The 1997 Annual Announcement will include such E-Mail addresses as physicians wish to have included. Physicians who wish to have these listed should advise the College office or post them to CPSNB@ra.isisnet.com. Physicians may also note that the College has a web site "under construction" at www.cpsnb.org.
Designation in the Annual Announcement
In order to provide a more useful Annual Announcement, the 1997 edition will include information on practitioners whose area of practice is other than that under which they were formally listed. This could include physicians who are not formally on the Specialist Register or those whose principal practice is different from their formal specialist designation, (such as a subspecialty of medicine or surgery).
While this will not change licensing status, physicians who wish to be identified as having a "principal area of practice", should advise the College. Such recognized "principal areas of practice" will generally be confined to the usual specialty designations.

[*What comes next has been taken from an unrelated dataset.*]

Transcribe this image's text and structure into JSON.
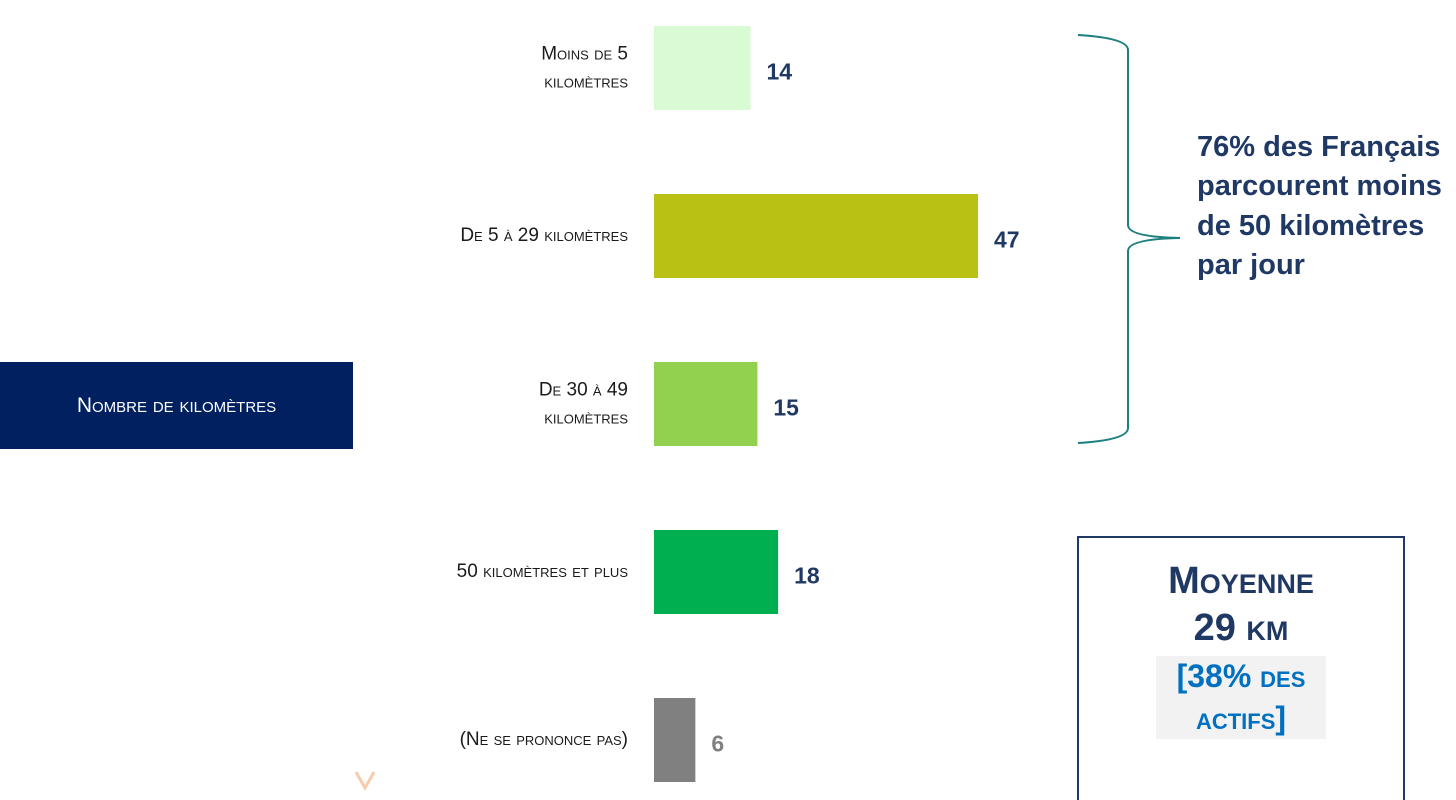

The opinion of members is requested on a matter arising from a complaint discussed in the last Bulletin. In that case, patients were offered an earlier appointment if they agreed to be seen on an "opted-out" basis. As members are aware, in certain circumstances physicians are allowed to opt out of Medicare and bill patients directly for services which would otherwise be covered. Without limiting the right of physicians to take advantage of this provision, members of Council remain concerned about two aspects. One concerns the potential for treating patients differently based on their ability, or willingness to pay. The second concerns the potential adverse effects, such as delay in treatment, on those patients who are unable to pay. To that end, Council would like feedback from members as to whether, given these provisions, physicians should be prohibited from offering a significant advantage, assessment or treatment, in exchange for direct payment.